Bottleneck 3: Database Query Patterns
The profiler showed 21% of time in DB queries. Three specific patterns:
Missing indexes on foreign keys. Three join tables had foreign keys with no index. On a small dataset this is invisible. On millions of rows it’s a full-table scan per transaction.
-- These were missing. Non-negotiable on high-volume tables.
CREATE INDEX CONCURRENTLY idx_transactions_chain_id ON transactions(chain_id);
CREATE INDEX CONCURRENTLY idx_transactions_status_created ON transactions(status, created_at DESC);
N+1 in the routing query. The routing logic fetched a route, then fetched each hop individually. Classic ORM trap.
// Before: N+1 (1 route query + N hop queries)
const route = await db.route.findOne({ where: { id } });
const hops = await Promise.all(route.hopIds.map(id => db.hop.findOne({ where: { id } })));
// After: join
const route = await db.route.findOne({
where: { id },
relations: ['hops', 'hops.token', 'hops.pool'],
});
Write batching for audit events. Every transaction generated multiple audit log entries. Writing them individually was creating write pressure. Batch insert with a small flush interval:
class AuditBuffer {
private buffer: AuditEvent[] = [];
private flushMs = 100;
add(event: AuditEvent) {
this.buffer.push(event);
if (this.buffer.length >= 100) this.flush();
}
async flush() {
if (!this.buffer.length) return;
const batch = this.buffer.splice(0);
await db.auditEvent.createMany({ data: batch });
}
}
What Didn’t Work
Switching RPC providers. We tried multiple providers, assuming latency differences would be significant. They weren’t — the variance was smaller than our internal processing overhead.
In-memory queue for transaction ordering. I tried buffering incoming transactions and processing them in optimized batches. The ordering guarantees required made this too complex to be worth it. The simpler concurrency control worked better.

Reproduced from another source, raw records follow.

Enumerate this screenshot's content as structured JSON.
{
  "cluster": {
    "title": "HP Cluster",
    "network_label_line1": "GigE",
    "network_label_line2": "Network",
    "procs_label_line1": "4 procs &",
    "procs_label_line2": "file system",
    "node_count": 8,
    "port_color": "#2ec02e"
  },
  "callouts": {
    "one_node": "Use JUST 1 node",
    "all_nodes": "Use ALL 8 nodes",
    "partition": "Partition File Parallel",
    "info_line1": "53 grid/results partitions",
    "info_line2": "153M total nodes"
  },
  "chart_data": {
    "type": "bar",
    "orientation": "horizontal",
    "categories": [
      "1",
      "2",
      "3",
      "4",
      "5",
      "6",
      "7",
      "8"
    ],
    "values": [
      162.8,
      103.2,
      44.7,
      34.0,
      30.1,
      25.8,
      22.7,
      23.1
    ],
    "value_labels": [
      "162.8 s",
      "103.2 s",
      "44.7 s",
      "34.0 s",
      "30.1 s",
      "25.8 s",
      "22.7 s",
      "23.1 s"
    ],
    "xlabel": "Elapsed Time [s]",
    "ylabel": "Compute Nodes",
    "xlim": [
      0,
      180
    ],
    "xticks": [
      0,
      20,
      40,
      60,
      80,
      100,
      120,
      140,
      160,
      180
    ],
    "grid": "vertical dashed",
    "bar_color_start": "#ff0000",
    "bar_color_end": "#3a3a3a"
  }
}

Caching route calculations. Routes are highly dependent on current chain state (gas, liquidity, mempool conditions). A cached route from 30 seconds ago is often wrong. The cache hit rate was too low to justify the complexity.
The Architecture After
Incoming transaction
│
▼
Concurrency limiter (p-limit)
│
▼
┌────────────┐
│ RPC Cache │◄─── Redis (TTL-keyed metadata)
└────────────┘
│
▼
Parallelized RPC calls (×8 concurrent)
│
▼
Route resolution (indexed DB query, no N+1)
│
▼
Async audit write (buffered, 100ms flush)
│
▼
Result / emit
Numbers
| Metric | Before | After | Change |
|---|---|---|---|
| Avg transaction latency | 920ms | 290ms | −68% |
| Throughput (tx/sec) | 47 | 148 | +3.1× |
| RPC calls per transaction | 4.8 | 2.9 | −40% |
| DB query time per tx | ~190ms | ~42ms | −78% |
The 3× number was real, but it came from boring fundamentals: measure, parallelize, cache, fix indexes. Not from clever algorithms or exotic infrastructure.
Takeaway
Every “performance problem” I’ve worked on has followed the same pattern:
- The assumed bottleneck is wrong
- The actual bottleneck is obvious once you measure
- The fix is usually simple once you know where to look
The discipline is in the instrumentation. Skip it and you’re optimizing blind.